Marshfield, October
14, 1850.
MY DEAR SIR,—Leaving
Washington Friday, the 4th, I came that day to Philadelphia, and the next to
New York, and staying on Sunday in that city, reached Boston Monday evening, the
7th, feeling tolerably well. Tuesday, the 8th, I was to have gone into State
street to meet the people, but did not find myself well enough. The next day,
Wednesday, I came down to my house, a good deal sick, and have hardly been out
of doors from that day to this. My catarrh has held on uncommonly, and for
three or four days last week, I was quite ill with it, so much so, that I
called in a physician. Very sensibly, he recommends nothing but rest, patience,
and herb teas. It is usual enough for the disease in its last stages to assume
the form of a kind of asthmatic cough. This I have had, and hope I am now
nearly over it. To-day the weather is cold, the skies bright, and every thing
out doors looks well, and I hope to go over the farm. To-morrow the Turkish
commissioner and suite are to be here, and I have asked some friends to meet
them.
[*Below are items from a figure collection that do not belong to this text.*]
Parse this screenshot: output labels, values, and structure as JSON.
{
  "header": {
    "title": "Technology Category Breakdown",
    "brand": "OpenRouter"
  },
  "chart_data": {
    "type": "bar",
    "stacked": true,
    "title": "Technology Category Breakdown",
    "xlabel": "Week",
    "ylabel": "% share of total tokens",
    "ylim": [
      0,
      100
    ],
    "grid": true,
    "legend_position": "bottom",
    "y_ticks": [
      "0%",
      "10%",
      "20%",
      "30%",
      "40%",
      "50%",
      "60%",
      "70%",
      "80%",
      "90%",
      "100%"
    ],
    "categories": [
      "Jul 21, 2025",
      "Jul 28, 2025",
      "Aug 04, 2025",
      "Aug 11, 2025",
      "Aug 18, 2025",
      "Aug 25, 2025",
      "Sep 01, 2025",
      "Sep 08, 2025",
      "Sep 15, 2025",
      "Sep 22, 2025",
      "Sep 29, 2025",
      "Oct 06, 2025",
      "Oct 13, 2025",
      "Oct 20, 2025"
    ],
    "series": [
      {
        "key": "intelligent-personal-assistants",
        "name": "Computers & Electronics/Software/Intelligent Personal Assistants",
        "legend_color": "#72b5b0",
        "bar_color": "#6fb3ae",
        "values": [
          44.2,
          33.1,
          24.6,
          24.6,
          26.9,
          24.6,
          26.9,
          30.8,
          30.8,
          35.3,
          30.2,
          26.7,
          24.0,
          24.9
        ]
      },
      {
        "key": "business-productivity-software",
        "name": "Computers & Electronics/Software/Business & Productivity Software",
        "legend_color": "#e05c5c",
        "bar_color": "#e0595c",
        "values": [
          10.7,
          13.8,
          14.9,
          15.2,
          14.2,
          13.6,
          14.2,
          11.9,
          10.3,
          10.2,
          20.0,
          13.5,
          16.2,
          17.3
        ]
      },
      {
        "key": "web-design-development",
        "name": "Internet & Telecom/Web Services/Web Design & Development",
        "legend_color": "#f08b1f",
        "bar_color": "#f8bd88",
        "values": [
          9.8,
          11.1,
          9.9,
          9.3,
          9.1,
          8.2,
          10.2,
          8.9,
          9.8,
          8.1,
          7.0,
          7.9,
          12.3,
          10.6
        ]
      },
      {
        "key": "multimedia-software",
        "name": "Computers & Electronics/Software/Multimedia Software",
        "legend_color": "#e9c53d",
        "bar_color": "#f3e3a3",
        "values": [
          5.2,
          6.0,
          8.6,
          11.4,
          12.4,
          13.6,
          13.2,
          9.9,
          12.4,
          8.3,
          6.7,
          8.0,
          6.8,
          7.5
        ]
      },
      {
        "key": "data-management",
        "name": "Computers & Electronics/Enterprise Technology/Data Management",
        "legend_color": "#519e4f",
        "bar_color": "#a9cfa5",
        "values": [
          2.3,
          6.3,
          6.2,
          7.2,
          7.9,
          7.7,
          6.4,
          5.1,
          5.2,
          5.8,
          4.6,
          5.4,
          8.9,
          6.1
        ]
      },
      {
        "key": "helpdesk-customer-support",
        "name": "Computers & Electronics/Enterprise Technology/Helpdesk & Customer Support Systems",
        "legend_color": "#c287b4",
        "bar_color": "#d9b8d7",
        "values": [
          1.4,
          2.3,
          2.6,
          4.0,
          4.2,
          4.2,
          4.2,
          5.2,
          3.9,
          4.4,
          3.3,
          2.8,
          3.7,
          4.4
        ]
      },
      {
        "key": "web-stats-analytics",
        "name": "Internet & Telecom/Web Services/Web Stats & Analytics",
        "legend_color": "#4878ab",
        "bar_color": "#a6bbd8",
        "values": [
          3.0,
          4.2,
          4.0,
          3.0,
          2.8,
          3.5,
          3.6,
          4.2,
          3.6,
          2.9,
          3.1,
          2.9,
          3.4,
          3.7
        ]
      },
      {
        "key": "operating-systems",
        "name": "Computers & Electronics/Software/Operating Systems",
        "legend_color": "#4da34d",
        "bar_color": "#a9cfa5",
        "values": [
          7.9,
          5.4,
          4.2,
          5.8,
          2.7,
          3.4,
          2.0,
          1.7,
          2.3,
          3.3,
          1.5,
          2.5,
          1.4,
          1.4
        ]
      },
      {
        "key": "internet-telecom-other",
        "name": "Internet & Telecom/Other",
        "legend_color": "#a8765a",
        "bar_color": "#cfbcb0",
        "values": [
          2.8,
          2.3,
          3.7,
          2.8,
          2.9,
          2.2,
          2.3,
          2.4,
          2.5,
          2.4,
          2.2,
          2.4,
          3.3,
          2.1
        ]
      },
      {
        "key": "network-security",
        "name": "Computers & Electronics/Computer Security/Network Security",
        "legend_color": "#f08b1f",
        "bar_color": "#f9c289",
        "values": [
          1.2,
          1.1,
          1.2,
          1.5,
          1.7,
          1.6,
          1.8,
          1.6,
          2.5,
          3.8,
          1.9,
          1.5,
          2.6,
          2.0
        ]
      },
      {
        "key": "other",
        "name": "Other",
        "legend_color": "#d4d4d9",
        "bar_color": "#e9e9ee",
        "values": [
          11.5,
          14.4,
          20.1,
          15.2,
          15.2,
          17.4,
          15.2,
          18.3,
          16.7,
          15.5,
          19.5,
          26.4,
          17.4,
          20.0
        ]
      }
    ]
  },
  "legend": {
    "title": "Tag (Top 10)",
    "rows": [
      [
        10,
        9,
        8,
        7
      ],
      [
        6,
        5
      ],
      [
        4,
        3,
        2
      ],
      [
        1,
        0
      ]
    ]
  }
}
It is difficult entertaining a guest, with whom one cannot exchange a
word, and whose habits and wants are so unknown. We shall take care to keep all
swine's flesh out of his sight; give him beef, poultry, and rice, and let him
get on as well as he can, having always coffee in plenty.
Of political
occurrences, and the political state of things in New York, and further south,
your information is, of course, fuller and fresher than mine. In New England,
affairs and opinions stand thus:
All true Whigs are
not only satisfied, but gratified with every thing done by you, since the
commencement of your administration. Men of property and business feel a degree
of confidence and security, which it is certain they did not feel under the
late administration. Indeed, I am at a loss to account for that want of
confidence which appears to have prevailed. A gentleman of discernment said to
me in Boston, that within a week after you had taken the chair, men met
together, and, without saying a word, sufficiently manifested to one another,
that, in their judgment, a highly important and conservative change had taken
place.
The respectable
portion of the Democratic party incline to treat the administration with
respect.
* * * * * * * * * * * *
SOURCE: Fletcher
Webster, Editor, The Private Correspondence of Daniel Webster, Vol.